🤖 AI Summary
This paper introduces the span-level sentiment evidence detection task, which aims to precisely localize textual segments conveying sentiment—contrasting with conventional sentence-level sentiment classification—and thereby supports applications requiring fine-grained sentiment understanding, such as empathetic dialogue systems and clinical decision support. To this end, we construct the first manually annotated, multi-level benchmark (span-level labels for both single sentences and five-sentence paragraphs), systematically evaluating 14 open-source large language models. Our key contribution is reframing sentiment analysis from *discriminating sentiment categories* to *localizing sentiment-supporting evidence*, thereby advancing model interpretability and mechanistic understanding of sentiment expression. Experiments reveal that while certain models approach human performance on single-sentence detection, their accuracy degrades markedly on longer contexts, exposing critical limitations—including keyword dependency and high false-positive rates on neutral text.
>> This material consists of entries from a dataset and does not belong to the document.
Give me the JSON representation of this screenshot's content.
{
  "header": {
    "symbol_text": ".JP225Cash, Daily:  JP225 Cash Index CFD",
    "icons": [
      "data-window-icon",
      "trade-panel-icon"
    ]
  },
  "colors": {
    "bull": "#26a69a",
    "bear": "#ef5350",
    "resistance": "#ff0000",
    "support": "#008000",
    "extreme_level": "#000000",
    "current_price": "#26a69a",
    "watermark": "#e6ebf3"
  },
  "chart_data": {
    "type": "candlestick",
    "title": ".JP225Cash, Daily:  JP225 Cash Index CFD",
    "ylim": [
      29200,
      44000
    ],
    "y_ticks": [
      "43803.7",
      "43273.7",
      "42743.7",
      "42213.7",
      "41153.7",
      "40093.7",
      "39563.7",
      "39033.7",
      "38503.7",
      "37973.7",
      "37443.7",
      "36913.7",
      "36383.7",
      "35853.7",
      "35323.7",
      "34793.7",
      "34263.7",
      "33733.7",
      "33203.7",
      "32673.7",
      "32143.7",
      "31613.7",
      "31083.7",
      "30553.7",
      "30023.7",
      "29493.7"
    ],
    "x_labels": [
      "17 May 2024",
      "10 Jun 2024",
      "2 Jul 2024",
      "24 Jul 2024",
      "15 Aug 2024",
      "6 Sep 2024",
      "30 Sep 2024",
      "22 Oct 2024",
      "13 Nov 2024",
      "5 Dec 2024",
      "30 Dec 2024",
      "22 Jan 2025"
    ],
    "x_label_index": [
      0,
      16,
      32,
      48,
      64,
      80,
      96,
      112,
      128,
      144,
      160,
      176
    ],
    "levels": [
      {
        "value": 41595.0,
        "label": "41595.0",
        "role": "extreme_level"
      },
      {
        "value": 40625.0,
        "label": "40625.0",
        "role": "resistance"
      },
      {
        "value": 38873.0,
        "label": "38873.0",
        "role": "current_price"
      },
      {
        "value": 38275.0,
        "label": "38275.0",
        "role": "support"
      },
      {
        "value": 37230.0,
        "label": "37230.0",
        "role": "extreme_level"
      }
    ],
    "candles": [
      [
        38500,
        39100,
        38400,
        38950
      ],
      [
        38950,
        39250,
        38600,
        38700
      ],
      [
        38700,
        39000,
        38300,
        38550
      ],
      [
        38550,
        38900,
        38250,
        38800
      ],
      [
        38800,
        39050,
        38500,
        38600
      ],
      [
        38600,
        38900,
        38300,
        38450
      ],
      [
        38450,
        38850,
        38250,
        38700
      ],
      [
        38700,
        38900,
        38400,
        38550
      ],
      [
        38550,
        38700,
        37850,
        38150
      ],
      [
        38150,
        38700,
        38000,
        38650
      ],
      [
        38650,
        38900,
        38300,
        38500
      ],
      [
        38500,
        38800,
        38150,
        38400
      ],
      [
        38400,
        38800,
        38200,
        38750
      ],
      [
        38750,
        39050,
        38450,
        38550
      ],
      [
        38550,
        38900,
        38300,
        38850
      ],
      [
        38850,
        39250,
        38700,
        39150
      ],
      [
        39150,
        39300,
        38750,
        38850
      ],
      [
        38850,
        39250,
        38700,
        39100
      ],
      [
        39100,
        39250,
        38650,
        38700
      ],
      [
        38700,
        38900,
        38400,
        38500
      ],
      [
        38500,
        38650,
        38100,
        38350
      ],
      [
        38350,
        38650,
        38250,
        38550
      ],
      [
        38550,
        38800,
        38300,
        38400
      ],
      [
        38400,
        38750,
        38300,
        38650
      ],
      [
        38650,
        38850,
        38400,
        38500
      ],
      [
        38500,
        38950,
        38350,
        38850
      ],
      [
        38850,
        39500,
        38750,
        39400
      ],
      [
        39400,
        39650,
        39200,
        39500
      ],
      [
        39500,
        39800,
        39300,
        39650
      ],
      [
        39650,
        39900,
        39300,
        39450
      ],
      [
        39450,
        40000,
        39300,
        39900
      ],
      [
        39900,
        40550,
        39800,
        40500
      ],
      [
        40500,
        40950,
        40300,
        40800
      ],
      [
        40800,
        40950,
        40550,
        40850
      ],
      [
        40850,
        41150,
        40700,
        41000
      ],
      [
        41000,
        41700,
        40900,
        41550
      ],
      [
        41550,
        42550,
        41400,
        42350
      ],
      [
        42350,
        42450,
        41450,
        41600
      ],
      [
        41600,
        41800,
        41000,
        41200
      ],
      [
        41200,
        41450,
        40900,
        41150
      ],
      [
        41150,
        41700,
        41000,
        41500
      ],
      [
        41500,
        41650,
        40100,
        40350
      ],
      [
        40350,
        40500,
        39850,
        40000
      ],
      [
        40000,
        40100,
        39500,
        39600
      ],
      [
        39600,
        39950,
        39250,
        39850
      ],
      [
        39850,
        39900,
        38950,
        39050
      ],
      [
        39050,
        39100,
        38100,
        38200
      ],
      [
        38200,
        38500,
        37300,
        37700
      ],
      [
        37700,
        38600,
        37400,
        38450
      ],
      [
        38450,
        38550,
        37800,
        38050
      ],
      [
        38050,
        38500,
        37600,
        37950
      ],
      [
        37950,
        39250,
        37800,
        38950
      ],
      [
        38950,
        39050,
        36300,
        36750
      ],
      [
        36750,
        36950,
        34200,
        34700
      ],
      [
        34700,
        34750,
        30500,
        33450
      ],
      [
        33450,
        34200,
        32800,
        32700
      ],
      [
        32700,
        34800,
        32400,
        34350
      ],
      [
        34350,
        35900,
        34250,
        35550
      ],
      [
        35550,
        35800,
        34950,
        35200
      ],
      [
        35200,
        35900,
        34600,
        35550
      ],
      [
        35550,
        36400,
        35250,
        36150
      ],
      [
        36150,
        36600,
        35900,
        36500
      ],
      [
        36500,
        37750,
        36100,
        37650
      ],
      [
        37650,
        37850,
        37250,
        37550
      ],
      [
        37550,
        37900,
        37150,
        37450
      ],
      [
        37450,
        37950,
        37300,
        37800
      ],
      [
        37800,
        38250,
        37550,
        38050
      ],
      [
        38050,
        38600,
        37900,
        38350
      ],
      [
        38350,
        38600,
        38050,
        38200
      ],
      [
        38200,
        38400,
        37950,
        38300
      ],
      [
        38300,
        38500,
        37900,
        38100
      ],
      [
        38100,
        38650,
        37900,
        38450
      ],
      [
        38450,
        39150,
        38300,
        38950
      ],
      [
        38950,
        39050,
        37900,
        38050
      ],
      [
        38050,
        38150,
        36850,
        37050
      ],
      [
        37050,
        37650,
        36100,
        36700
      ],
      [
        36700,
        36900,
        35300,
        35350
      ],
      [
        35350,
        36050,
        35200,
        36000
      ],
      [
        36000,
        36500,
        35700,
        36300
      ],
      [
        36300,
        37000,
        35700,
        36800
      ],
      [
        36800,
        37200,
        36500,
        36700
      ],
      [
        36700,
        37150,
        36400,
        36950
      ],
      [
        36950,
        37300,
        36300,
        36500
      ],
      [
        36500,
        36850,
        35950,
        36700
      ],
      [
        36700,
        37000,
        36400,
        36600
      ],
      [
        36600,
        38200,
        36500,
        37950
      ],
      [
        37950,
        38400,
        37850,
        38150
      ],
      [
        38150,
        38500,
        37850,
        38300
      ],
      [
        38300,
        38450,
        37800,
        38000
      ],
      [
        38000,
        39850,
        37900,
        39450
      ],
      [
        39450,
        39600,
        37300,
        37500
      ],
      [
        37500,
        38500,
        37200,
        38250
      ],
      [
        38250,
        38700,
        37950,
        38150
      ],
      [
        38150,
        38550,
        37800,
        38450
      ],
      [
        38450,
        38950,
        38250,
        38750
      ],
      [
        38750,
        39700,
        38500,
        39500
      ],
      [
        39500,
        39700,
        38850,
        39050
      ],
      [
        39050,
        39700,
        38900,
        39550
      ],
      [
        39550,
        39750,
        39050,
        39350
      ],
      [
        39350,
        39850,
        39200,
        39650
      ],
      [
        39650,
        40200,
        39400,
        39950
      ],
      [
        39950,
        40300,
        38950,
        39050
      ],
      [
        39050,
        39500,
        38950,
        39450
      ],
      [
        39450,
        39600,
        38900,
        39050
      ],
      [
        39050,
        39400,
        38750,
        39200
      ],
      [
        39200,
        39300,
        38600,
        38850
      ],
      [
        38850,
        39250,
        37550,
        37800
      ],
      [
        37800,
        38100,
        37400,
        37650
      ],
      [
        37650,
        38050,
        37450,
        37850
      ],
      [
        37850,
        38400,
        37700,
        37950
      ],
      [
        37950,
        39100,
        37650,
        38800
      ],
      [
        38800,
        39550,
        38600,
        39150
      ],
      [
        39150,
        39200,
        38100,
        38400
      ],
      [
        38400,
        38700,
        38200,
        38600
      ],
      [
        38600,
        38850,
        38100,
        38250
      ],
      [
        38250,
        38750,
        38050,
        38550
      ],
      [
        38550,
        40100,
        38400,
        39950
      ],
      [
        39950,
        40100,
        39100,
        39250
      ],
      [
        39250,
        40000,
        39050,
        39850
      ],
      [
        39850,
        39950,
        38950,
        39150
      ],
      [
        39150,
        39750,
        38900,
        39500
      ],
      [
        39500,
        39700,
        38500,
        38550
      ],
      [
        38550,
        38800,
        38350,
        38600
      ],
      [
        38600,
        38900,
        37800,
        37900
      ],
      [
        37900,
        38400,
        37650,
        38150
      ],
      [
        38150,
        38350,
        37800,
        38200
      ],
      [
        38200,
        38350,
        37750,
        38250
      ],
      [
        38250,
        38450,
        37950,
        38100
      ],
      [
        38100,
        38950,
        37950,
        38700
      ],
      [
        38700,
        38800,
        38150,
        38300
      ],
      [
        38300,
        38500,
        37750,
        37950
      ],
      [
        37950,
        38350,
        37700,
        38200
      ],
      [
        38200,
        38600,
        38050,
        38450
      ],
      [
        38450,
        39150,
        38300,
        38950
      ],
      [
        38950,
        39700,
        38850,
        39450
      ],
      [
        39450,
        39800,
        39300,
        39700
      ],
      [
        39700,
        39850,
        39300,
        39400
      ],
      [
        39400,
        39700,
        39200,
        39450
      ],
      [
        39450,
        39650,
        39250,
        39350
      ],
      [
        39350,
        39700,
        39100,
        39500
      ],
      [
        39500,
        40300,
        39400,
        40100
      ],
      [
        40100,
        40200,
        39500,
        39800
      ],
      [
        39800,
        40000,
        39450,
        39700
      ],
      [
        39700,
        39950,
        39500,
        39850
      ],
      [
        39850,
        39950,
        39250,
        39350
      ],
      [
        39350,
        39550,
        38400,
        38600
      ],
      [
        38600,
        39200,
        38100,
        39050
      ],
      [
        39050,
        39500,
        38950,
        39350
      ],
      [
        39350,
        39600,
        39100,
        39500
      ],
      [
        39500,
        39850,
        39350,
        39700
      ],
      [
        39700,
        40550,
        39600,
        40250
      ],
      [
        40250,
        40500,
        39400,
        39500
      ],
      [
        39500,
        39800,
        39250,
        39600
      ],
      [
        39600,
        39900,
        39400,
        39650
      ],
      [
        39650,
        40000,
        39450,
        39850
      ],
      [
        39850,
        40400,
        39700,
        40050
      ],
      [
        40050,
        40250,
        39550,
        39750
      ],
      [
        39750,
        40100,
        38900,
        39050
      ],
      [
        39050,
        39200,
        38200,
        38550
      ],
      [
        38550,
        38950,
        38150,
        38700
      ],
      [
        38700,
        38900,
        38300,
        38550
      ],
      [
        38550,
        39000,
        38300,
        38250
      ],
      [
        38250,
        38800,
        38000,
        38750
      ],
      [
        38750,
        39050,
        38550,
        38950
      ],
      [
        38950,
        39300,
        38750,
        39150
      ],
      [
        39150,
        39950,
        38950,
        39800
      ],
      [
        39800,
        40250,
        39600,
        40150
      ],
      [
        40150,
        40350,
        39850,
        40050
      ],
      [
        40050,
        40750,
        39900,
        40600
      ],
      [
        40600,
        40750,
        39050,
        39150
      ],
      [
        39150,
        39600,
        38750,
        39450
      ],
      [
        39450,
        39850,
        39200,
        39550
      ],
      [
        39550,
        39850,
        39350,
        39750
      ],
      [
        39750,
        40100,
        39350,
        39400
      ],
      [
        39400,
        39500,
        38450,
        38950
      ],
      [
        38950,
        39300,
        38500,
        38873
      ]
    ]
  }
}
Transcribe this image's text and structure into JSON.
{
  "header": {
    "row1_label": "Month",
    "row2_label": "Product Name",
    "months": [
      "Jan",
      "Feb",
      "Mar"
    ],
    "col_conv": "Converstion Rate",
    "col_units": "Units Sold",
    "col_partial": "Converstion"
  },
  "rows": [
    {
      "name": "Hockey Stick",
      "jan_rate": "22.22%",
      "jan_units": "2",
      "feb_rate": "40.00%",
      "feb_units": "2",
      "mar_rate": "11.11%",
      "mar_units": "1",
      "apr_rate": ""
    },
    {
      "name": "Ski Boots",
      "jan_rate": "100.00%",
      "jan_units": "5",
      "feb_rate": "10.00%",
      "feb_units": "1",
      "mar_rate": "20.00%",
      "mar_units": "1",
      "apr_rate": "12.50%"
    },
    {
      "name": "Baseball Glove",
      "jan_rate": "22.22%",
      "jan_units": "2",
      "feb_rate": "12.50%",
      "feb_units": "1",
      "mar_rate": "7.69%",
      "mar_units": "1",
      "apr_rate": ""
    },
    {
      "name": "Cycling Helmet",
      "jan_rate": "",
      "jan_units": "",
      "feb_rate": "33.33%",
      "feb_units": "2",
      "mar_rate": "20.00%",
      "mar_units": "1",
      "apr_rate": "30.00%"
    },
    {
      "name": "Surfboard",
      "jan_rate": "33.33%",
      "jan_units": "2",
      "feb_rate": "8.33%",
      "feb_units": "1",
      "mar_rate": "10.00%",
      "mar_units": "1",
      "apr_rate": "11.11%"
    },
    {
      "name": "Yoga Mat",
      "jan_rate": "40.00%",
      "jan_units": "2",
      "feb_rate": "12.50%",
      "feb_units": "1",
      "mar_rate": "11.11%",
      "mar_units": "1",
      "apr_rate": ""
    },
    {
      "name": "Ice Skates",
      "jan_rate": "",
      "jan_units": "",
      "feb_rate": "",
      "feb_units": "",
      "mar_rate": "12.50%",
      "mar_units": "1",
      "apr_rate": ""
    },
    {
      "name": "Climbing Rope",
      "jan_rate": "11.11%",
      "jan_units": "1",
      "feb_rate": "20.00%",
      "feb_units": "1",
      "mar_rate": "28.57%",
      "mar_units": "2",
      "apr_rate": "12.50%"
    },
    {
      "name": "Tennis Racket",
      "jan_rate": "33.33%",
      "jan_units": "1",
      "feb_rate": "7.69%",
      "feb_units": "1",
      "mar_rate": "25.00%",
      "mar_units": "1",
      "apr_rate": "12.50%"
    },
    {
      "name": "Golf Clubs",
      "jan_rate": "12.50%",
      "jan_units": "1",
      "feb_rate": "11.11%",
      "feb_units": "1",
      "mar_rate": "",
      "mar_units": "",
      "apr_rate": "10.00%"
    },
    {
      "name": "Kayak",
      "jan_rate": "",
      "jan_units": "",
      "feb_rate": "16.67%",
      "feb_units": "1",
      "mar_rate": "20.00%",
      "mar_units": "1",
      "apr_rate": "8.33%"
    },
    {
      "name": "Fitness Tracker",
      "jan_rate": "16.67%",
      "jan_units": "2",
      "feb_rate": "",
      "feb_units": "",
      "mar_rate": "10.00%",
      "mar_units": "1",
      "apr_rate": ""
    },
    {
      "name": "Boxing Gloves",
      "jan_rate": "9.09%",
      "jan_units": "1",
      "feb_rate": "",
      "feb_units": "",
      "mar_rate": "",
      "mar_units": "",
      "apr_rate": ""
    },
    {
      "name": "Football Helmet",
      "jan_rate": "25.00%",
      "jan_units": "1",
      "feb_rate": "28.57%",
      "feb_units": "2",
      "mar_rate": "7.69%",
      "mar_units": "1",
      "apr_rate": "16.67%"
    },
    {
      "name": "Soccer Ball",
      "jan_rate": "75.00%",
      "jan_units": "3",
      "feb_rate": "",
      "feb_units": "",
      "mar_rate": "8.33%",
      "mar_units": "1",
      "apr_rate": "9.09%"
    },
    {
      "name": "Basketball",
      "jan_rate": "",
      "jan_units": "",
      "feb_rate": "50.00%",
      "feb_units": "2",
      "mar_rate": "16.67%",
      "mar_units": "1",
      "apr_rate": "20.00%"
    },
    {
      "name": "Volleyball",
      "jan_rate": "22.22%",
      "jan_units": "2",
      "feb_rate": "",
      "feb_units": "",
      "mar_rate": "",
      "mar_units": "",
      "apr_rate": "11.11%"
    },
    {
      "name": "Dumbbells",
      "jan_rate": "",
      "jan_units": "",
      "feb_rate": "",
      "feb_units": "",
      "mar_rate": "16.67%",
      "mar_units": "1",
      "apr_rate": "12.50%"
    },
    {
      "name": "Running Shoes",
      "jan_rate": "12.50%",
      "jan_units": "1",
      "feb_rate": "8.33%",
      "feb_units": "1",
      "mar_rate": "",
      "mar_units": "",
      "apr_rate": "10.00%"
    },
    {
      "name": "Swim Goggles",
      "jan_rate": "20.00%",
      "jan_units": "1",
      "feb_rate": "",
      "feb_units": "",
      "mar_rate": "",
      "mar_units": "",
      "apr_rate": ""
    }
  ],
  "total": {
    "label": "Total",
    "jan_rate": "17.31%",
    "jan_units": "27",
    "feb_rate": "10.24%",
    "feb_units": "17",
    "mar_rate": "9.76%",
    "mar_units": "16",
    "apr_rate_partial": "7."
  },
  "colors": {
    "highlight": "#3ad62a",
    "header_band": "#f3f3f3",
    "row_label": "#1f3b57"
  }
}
This benchmark establishes a novel evaluation paradigm and foundational infrastructure for explainable sentiment computation.
📝 Abstract
We introduce the SEER (Span-based Emotion Evidence Retrieval) Benchmark to test Large Language Models' (LLMs) ability to identify the specific spans of text that express emotion. Unlike traditional emotion recognition tasks that assign a single label to an entire sentence, SEER targets the underexplored task of emotion evidence detection: pinpointing which exact phrases convey emotion. This span-level approach is crucial for applications like empathetic dialogue and clinical support, which need to know how emotion is expressed, not just what the emotion is. SEER includes two tasks: identifying emotion evidence within a single sentence, and identifying evidence across a short passage of five consecutive sentences. It contains new annotations for both emotion and emotion evidence on 1200 real-world sentences. We evaluate 14 open-source LLMs and find that, while some models approach average human performance on single-sentence inputs, their accuracy degrades in longer passages. Our error analysis reveals key failure modes, including overreliance on emotion keywords and false positives in neutral text.